Building Research Partnerships

Building research partnerships for sustainable and innovative Indigenous communities in Australia’s Kimberley

Dr Anne Poelina Peter Cullen Fellow and Adjunct Senior Researcher and with the University of Notre Dame) worked closely with Dr Johan Nordensvard and Lindsay-Marie Armstrong from theUniversity of Southampton (United Kingdom) to facilitate a Kimberley 'Think Tank' Workshop.  Collaboration included community members from Bidan, Pandanus Park and Balginjirr riverside communities along with independent scholars and researchers associated with a range of national universities and private institutions.

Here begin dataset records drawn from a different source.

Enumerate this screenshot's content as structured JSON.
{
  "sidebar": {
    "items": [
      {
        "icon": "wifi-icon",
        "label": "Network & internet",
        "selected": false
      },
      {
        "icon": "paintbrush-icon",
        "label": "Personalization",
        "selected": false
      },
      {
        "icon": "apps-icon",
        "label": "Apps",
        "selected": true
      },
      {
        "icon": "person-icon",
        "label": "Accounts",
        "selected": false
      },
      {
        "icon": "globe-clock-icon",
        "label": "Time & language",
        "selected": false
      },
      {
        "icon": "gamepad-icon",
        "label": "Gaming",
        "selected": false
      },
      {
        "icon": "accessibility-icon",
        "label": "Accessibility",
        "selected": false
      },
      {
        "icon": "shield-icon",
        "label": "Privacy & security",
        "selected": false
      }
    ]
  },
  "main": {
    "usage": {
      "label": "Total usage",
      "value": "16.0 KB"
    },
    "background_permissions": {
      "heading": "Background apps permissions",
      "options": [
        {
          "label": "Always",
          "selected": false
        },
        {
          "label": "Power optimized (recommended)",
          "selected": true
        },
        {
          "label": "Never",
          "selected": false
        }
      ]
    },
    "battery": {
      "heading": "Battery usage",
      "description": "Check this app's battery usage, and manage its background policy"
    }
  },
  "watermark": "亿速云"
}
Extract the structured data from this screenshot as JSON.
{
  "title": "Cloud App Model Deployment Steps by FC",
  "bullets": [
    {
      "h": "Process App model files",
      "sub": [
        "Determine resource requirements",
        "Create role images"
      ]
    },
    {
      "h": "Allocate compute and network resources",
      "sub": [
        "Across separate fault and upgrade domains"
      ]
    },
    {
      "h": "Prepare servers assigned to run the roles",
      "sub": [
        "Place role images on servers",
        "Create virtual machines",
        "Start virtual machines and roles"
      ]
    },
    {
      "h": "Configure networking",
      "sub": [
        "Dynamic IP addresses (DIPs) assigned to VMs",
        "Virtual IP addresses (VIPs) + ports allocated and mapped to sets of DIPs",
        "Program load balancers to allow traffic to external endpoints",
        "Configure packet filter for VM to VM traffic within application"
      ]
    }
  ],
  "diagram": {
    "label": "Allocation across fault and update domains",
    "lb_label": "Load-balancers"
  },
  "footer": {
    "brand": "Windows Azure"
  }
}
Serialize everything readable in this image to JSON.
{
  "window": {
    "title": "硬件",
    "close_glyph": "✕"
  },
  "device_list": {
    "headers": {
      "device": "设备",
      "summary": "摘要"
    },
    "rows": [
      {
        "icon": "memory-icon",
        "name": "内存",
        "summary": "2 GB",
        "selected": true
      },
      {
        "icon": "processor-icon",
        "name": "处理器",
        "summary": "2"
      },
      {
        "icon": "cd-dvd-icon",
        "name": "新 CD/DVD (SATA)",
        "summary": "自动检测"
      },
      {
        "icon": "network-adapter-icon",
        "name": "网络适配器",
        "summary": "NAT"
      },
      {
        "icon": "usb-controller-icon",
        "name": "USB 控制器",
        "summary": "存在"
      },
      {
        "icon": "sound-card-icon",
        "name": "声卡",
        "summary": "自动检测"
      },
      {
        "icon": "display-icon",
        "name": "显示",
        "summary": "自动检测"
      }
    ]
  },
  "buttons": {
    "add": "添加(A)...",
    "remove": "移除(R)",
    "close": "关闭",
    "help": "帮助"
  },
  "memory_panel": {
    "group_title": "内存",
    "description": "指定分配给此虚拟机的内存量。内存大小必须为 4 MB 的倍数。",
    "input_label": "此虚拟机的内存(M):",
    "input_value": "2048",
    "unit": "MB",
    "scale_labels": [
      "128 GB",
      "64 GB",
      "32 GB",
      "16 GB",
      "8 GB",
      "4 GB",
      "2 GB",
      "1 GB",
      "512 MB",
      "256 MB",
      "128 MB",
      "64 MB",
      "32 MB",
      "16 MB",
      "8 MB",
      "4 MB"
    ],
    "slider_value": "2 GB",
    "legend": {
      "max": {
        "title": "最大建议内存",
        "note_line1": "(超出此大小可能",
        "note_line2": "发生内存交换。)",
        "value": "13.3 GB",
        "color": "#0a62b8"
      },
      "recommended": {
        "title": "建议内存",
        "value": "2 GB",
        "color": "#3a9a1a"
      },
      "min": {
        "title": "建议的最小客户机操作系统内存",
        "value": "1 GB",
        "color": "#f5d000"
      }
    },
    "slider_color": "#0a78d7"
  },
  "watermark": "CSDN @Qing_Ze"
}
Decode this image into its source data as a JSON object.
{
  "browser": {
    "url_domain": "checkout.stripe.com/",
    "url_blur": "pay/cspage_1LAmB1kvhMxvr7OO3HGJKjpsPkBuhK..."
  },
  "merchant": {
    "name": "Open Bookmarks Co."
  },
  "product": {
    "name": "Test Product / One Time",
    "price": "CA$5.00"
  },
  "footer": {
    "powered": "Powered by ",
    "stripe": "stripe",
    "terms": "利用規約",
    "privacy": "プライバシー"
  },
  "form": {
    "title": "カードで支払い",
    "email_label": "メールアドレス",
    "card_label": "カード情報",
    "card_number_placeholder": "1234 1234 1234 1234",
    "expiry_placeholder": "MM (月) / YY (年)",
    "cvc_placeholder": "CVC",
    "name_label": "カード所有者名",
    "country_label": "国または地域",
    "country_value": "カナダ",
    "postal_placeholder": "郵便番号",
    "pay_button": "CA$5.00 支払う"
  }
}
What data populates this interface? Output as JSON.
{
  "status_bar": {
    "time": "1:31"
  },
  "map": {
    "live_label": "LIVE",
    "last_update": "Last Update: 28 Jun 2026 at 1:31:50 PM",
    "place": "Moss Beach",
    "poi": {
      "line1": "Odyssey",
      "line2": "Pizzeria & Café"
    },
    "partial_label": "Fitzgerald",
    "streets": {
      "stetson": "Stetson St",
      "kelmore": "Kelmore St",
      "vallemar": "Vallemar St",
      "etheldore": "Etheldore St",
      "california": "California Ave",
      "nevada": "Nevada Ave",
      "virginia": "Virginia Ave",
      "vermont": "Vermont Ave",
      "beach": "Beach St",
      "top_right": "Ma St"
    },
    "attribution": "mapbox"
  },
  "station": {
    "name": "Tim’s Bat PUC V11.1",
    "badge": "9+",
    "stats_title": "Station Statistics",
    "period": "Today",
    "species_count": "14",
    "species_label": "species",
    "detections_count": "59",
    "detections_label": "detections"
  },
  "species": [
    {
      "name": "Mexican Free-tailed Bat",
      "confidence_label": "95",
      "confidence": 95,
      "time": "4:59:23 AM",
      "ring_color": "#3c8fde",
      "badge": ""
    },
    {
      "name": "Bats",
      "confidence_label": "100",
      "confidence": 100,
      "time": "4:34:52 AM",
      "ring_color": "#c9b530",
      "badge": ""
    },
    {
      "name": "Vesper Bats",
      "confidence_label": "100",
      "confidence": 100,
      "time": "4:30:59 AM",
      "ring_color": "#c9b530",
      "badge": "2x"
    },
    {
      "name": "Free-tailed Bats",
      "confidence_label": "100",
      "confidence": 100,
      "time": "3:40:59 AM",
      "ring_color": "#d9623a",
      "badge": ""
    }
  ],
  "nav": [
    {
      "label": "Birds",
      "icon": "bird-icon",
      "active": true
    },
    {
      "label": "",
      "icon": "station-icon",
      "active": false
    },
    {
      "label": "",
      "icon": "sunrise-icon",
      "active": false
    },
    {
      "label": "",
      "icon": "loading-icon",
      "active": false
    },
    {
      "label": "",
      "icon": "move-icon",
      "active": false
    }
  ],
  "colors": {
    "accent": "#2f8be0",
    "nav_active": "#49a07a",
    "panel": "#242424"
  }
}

Figure 1 Group photo. Photographer Cathie Martin

            The workshop members identified Climate change as one of greatest challenges facing humanity. Our reliance on fossil fuels has led us into destructive path dependency. Anthropogenic climate change is considered to be one of the greatest threats to human security. There is a direct correlation between the increase of emissions of greenhouse gasses, mainly carbon dioxide (CO2), leading to climate change and the rise of industrialisation, increasing affluence and consumption of developed countries. The need to reduce carbon emissions has dominated the global environmental policy agenda since the 1990s. The role of Indigenous peoples is under explored in terms of contributing to sustainable development and climate change mitigation pathways that are both environmentally and socially just. Indigenous people have brought forward the role of traditional ecological knowledge in identifying and adapting to climate change and have increasingly used legal forums for their cases. The workshop members identified that there is an urgency for Indigenous groups to prepare for and adapt to climate change in ways that support cultural values while also actively considering socioeconomic and political factors. This becomes even more important when proposed developments driven by large economic investment in Indigenous people’s land threatens the environment, traditional livelihoods and cultural values of communities.

Many countries are heavily reliant on extracting fossil fuels and pursuing other unsustainable mining activities, which have severe impacts on lands inhabited by indigenous people since time immemorial. It is therefore of high importance to build research and teaching partnerships for sustainable Indigenous communities to show alternative development pathways towards wellbeing and community capacity. The workshop worked on developing pathways for how to support innovation, research and teaching and to build capacity of Aboriginal people and their communities to strengthen their hybrid and new economies for sustainable life and sustainable development focused on place and methods of co-operation.  There were two outcomes that were of paramount importance:

  1. to create and support a long term initiative and physical space – a college and innovation hub - where this can take place and;
  2. to develop a normative framework for how international and national co-operation can take place within an local Indigenous framework.

With combined elements of a research institute, innovation hub and secondary college, the Mardoowarra Institute and College being planned through Dr Poelina's work is visualised as a centre of excellence in sustainability and liveability for the tropics that develops and applies knowledge, promoting empowered development through integrating the arts, science culture and nature.  The Institute will test, develop and demonstrate innovations in education and training for empowered development suited to remote tropical regions. These will include human habitats and low carbon villages suited to the tropics. Through using best practice in tropical architecture and technology the college itself will be a working model of the innovative and appropriate systems it seeks to promote and extend across tropical environments in Australia and internationally. The Institute will develop, test and showcase suitable technologies and systems and build skills in using them. It is planned that a number of villages will have transformation acceleration programs where retooling and the retrofitting can be tested.

Programs of education, training, research and development will be implemented in conjunction with partners. These will range from secondary and trade training through to post graduate studies. All studies will be grounded in inter-cultural tolerance and respect. There will local skills training and enterprise development as well as opportunities for coordinating citizen science programs through to expert workshops to long-term and large-scale Research and Development (R&D) projects. The hub will act as centre for linking people across the Kimberley with people working on similar projects across the world on systems for supporting empowered cultural appropriate development. Through the R&D program it is planned to build linkages to a number of other case study sites overseas.

There was broad agreement that local research and capacity building projects would be seen as world's better practice in building a Transformational Model to shift Indigenous people from welfare to wealth creation. The Transformational Model will build the capacity and the health and wellbeing of Aboriginal/Indigenous people and their communities. We believe such a model will have international outcomes with the ability to impact on Indigenous peoples across the globe.